Even in times of greatest market volatility, it must never be forgotten how important it is to build a financial future beyond the working life . Especially in our country, characterized by a pension system that is often subject to revisions and modifications. Which does not allow, therefore, to have certainties about the future after work.
So, starting investing thinking about when your income stream will run out is never too late . But not too soon. The principle that “the sooner you start, the better” applies, but also that “it’s never too late to do it”. What is certain is that the later you do it, the less positive effects you can have in the future.
Supplementary pension and pension gap
You invest for your old age to fill what experts call the pension gap , which is the difference between what will be received by the state in the form of a pension and how much an individual would like to have, to live, once a career has ended. To make up for this gap, it is necessary to turn to the supplementary pension , that is, an additional pension to that of the national social security institution, in Italy the INPS.

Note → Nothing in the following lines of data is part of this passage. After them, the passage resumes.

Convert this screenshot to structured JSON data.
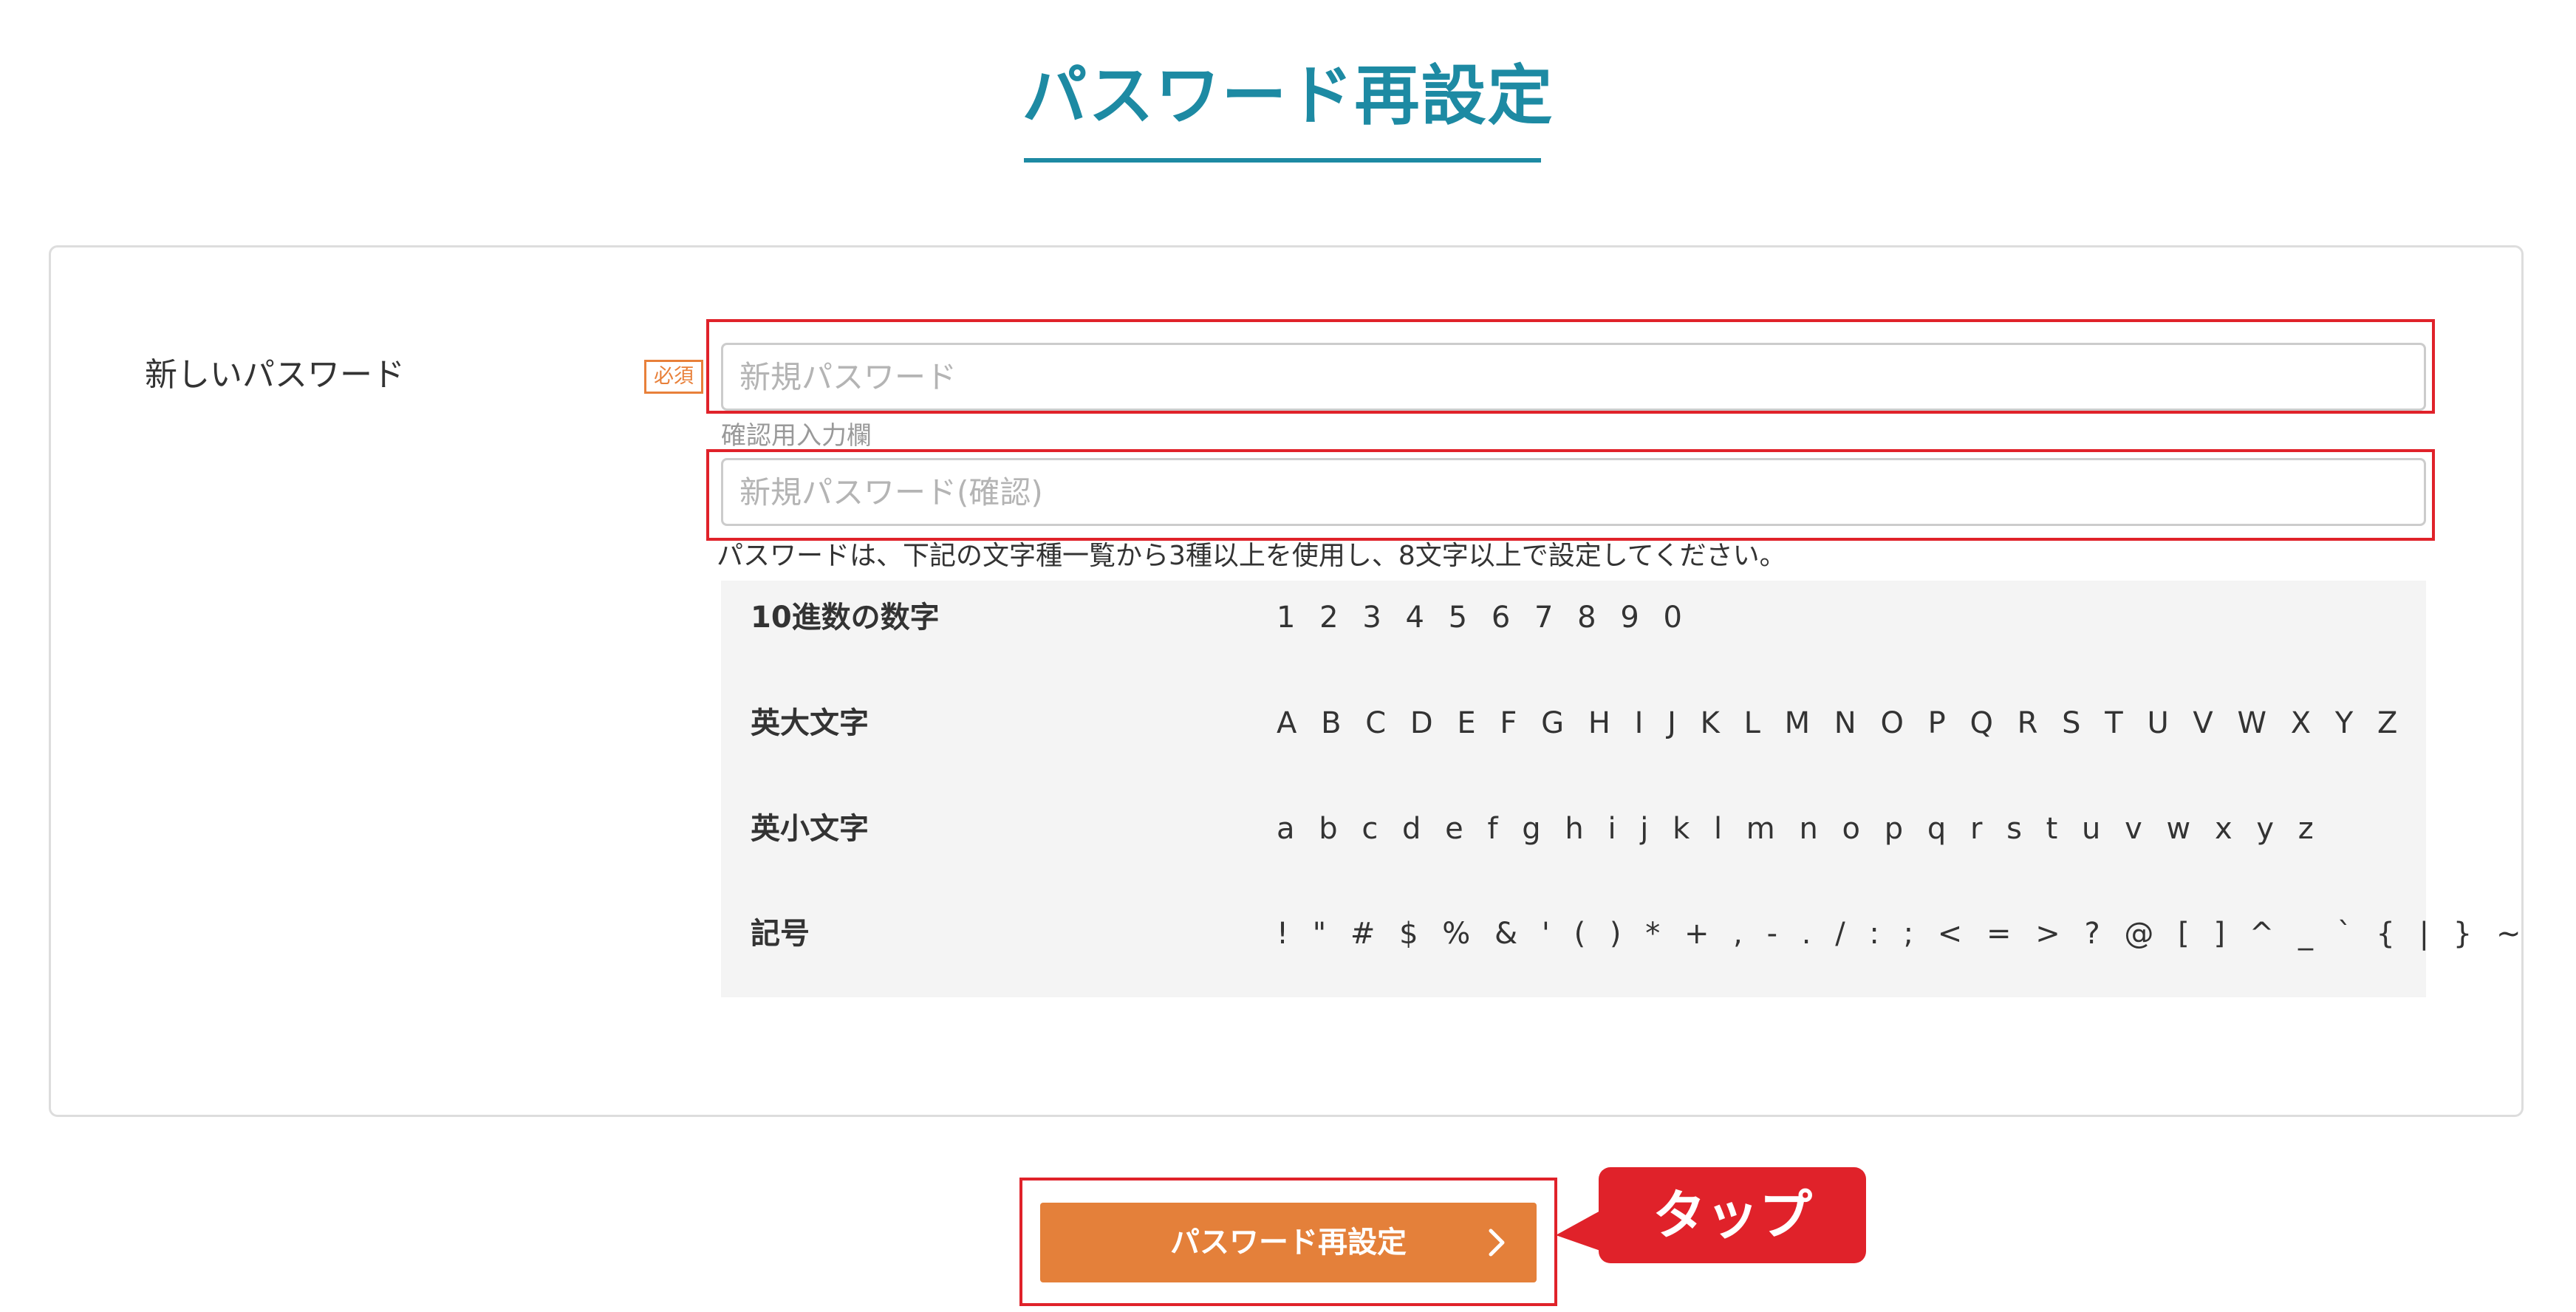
{
  "page": {
    "title": "パスワード再設定"
  },
  "form": {
    "field_label": "新しいパスワード",
    "required_badge": "必須",
    "new_password": {
      "value": "",
      "placeholder": "新規パスワード"
    },
    "confirm_caption": "確認用入力欄",
    "confirm_password": {
      "value": "",
      "placeholder": "新規パスワード(確認)"
    },
    "help_text": "パスワードは、下記の文字種一覧から3種以上を使用し、8文字以上で設定してください。",
    "char_types": [
      {
        "label": "10進数の数字",
        "chars": "1 2 3 4 5 6 7 8 9 0"
      },
      {
        "label": "英大文字",
        "chars": "A B C D E F G H I J K L M N O P Q R S T U V W X Y Z"
      },
      {
        "label": "英小文字",
        "chars": "a b c d e f g h i j k l m n o p q r s t u v w x y z"
      },
      {
        "label": "記号",
        "chars": "! \" # $ % & ' ( ) * + , - . / : ; < = > ? @ [ ] ^ _ ` { | } ~"
      }
    ]
  },
  "submit": {
    "label": "パスワード再設定",
    "icon": "chevron-right-icon"
  },
  "callout": {
    "label": "タップ"
  },
  "colors": {
    "accent": "#1d8aa3",
    "button": "#e4803a",
    "required": "#e8803a",
    "highlight": "#e0222a"
  }
}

What are the tools to invest for old age
But what are the best tools to create a supplementary pension? There are the classic pension funds (open or closed), or individual pension plans (the so-called PIPs), which also allow you to enjoy significant tax benefits. In the first case, the worker sets aside a portion of his earnings or – if an employee – of his severance pay (which is thus not left in the company). A contribution from the company can also be added for employees.
Individual pension plans, also known by the acronym PIP, are instead offered and managed by insurance companies, and are built on the model of life insurance with the difference that the event that triggers the disbursement of the pension annuity is not a life case or death case, but that’s when the beneficiary retires .
But investing for life after the work phase means setting aside and making your money return , compatibly with your risk profile and defending the investment from the erosion of inflation. All with a long-term time horizon. And to pursue these goals there are also other suitable tools, if used in the right way.
Time, an important ally
Time, in these cases, is a faithful ally. Understanding how to have a constant income, to capitalize it over time, makes the difference between an old age with many resources and one to live with some renunciation.
The compound capitalization system works for us : the earnings pursued in the individual periods are reinvested for the following periods, with obvious benefits for the growth of one’s capital.
So, how to invest for your old age?
As with any investment choice, the possibility of doing it yourself is worthwhile. For those who – of course – have the time, desire and knowledge. Features that not everyone can boast in their toolbox.
The simplest alternative is to turn to professionals , especially for such a delicate matter and with such a long-term horizon , who can guarantee the best possible asset allocation for one’s own risk profile and needs. And that they follow the evolution of the markets, rebalancing the investments in case the need arises.